Any document that was initiated, created, prepared or generated by a quality improvement committee including department morbidity and mortality (M&M) meetings is protected by the MSA privilege, Id. This would part of a “root cause analysis” prescribed by the hospital. Once the root cause analysis is under way the documents protected by the MSA include investigator’s discussions, internal conclusions and recommendations.

Notwithstanding this, ultimate decisions or actions undertaken in response to a peer-review committee’s action plan are discoverable. Chicago Trust Co. v. Cook County Hospital, 298 Ill. App. 3d 396 (1st Dist. 1998).

Crucial to MSA application is the temporal element because it presumes that a committee was actually formed to address an incident. Illinois case law construing the MSA has narrowed the scope of its application. Information generated prior to or after the peer review process is generally discoverable. Tunca v. Painter, 2012 IL App (1st) 110930.

For this reason, hospitals often set policies that require explicit establishment of the time frame of the review process. Hospital committees must be integrally involved in this review process and conduct, request or direct staff and expert reviews. If any of the hospital’s work is performed outside of the review process, the hospital risks disclosure.

As a practical matter, many events that give rise to medical negligence claims are subject to some sort of reporting requirement.

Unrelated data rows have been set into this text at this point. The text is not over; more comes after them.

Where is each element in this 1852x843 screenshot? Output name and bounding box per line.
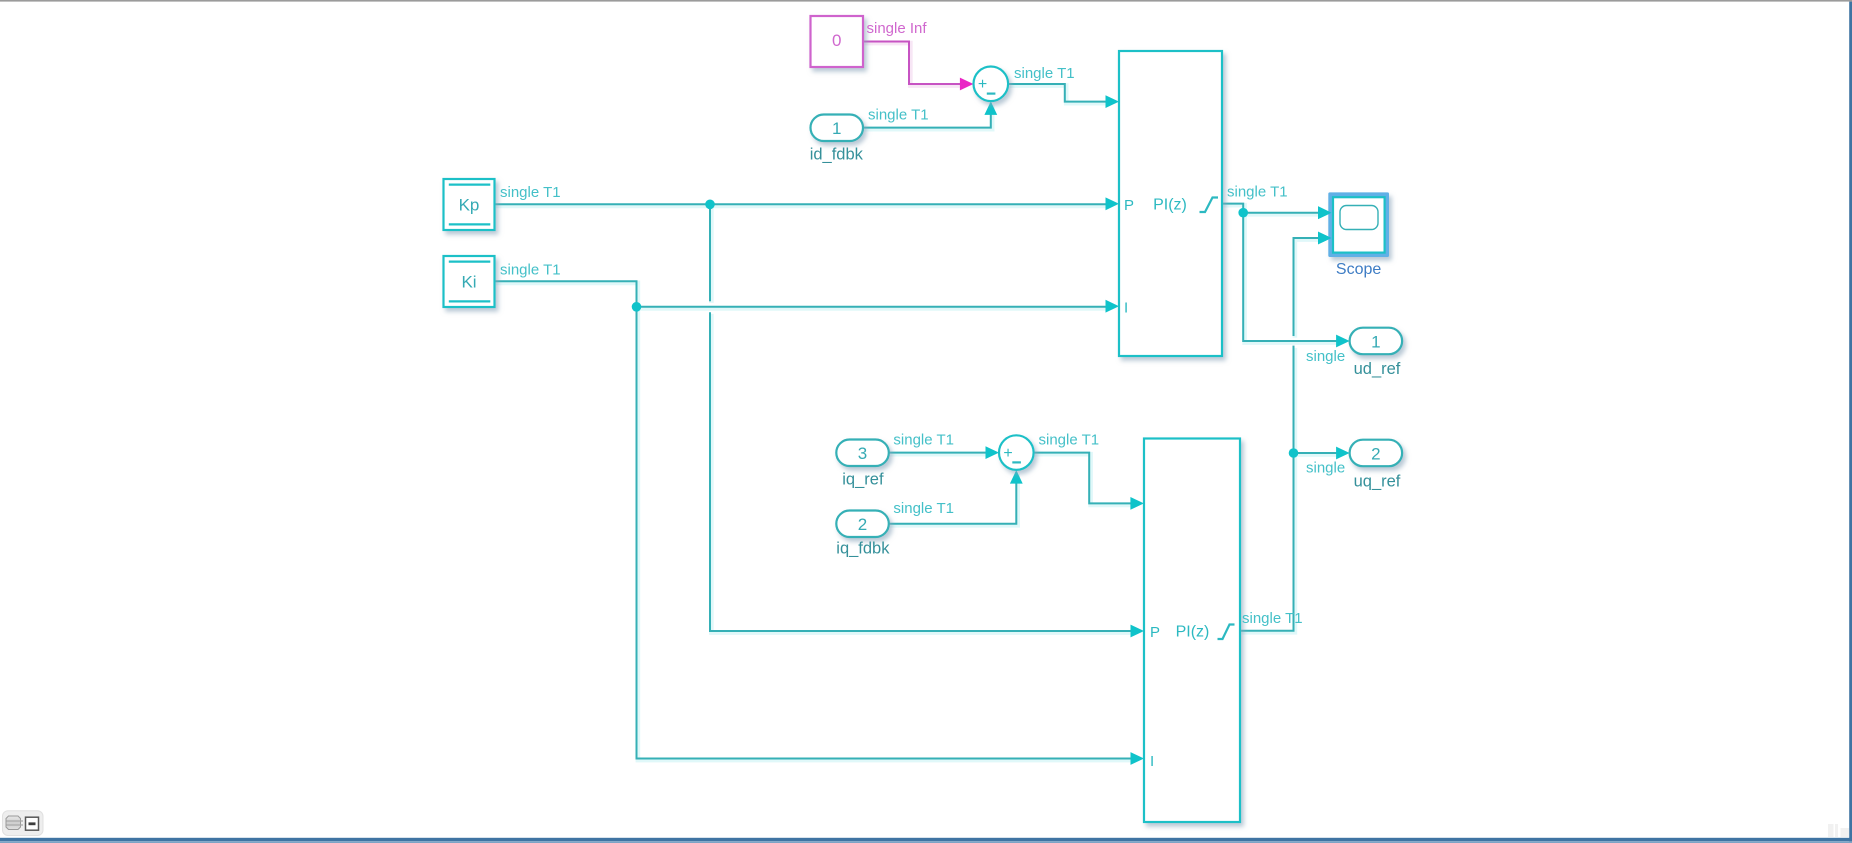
svg-text:single T1: single T1: [1039, 431, 1100, 448]
svg-text:2: 2: [1371, 444, 1380, 463]
svg-text:1: 1: [1371, 332, 1380, 351]
svg-text:Kp: Kp: [459, 195, 480, 214]
svg-text:Ki: Ki: [461, 272, 476, 291]
svg-text:Scope: Scope: [1336, 261, 1381, 278]
svg-text:id_fdbk: id_fdbk: [810, 146, 864, 164]
svg-text:single T1: single T1: [1014, 65, 1075, 82]
svg-text:P: P: [1150, 624, 1160, 641]
svg-text:single Inf: single Inf: [867, 20, 928, 37]
svg-text:0: 0: [832, 31, 841, 50]
svg-text:ud_ref: ud_ref: [1354, 360, 1401, 378]
svg-text:I: I: [1124, 299, 1128, 316]
svg-text:single T1: single T1: [893, 500, 954, 517]
svg-text:single T1: single T1: [500, 261, 561, 278]
svg-text:PI(z): PI(z): [1153, 197, 1187, 214]
svg-text:uq_ref: uq_ref: [1354, 472, 1401, 490]
svg-text:3: 3: [858, 444, 867, 463]
svg-text:single: single: [1306, 459, 1345, 476]
svg-text:single T1: single T1: [868, 107, 929, 124]
svg-text:single T1: single T1: [500, 184, 561, 201]
svg-text:PI(z): PI(z): [1176, 624, 1210, 641]
svg-text:iq_ref: iq_ref: [842, 471, 884, 489]
svg-text:+: +: [1003, 445, 1012, 462]
svg-text:I: I: [1150, 753, 1154, 770]
svg-text:single T1: single T1: [1242, 610, 1303, 627]
svg-text:single T1: single T1: [1227, 183, 1288, 200]
svg-text:P: P: [1124, 197, 1134, 214]
svg-text:single T1: single T1: [893, 431, 954, 448]
svg-text:iq_fdbk: iq_fdbk: [836, 539, 890, 557]
svg-text:2: 2: [858, 515, 867, 534]
svg-text:+: +: [978, 76, 987, 93]
svg-text:single: single: [1306, 348, 1345, 365]
svg-text:1: 1: [832, 119, 841, 138]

Under the Illinois Health Care Adverse Events Reporting Law (410 ILCS 522/10-1, et seq.), health-care facilities are required to report adverse health-care events as defined by the law.

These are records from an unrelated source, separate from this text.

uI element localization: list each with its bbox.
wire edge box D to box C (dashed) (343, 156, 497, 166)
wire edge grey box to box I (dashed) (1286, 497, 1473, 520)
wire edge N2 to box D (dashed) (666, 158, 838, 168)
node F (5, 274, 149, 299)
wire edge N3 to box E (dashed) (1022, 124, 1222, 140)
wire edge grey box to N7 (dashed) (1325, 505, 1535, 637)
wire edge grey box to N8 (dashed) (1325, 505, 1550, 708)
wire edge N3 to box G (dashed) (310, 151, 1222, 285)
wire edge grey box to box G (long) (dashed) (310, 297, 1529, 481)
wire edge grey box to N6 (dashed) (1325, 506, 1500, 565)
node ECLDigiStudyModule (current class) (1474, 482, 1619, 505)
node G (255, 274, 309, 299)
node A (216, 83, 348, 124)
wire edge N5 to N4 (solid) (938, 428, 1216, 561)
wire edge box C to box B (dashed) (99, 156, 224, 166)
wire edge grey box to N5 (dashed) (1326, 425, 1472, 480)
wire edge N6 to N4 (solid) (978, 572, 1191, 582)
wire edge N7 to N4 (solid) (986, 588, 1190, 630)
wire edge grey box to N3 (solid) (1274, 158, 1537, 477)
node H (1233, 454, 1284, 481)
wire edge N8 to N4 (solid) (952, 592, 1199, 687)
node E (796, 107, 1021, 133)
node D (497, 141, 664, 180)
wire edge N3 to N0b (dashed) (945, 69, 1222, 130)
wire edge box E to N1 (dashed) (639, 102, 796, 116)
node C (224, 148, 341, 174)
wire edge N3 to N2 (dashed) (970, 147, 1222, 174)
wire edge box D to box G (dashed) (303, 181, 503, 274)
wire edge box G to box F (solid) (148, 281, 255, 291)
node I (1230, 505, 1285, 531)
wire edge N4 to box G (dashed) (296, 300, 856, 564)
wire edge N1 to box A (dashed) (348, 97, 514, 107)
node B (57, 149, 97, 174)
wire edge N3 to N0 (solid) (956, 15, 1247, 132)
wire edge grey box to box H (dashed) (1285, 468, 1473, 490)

The Joint Commission on Accreditation of Healthcare Organizations ( seeks voluntary reporting of so-called “sentinel events.”

The process begins with an incident report that is usually completed by a nurse. This report is discoverable and valuable, as it includes the names of potential witnesses and details of conduct that are integral to the plaintiff’s theories of negligence.

Accordingly, my initial discovery includes requests to “produce the policy/procedure and/or protocol in force on the date of occurrence which references, in any respect incident reports, reports of unusual occurrences or similar reporting vehicles irrespective of the name of the document created.” This index allows me to pinpoint the policies relevant to my client’s claim and serve supplemental discovery seeking the specific germane document.

In my experience, hospitals try to cloak all of their efforts under the auspices of a committee under the peer review process. The reality is that investigations into an event that gives rise to a medical negligence claim may be initiated and interviews conducted before the review committee is actually formed.

The fruits of such investigations are therefore discoverable. Indeed, informal conversations between colleagues after the incident are not within the scope of MSA. Roach v. Springfield Clinic, 157 Ill 2d 29 (1993). Since it is the hospital’s burden to establish that the privilege applies, it must be compelled to provide evidence of the date the committee was formed and its activities relating to a specific patient commenced. Privilege logs and in camera inspections of documents should document and confirm the applicable time sequence.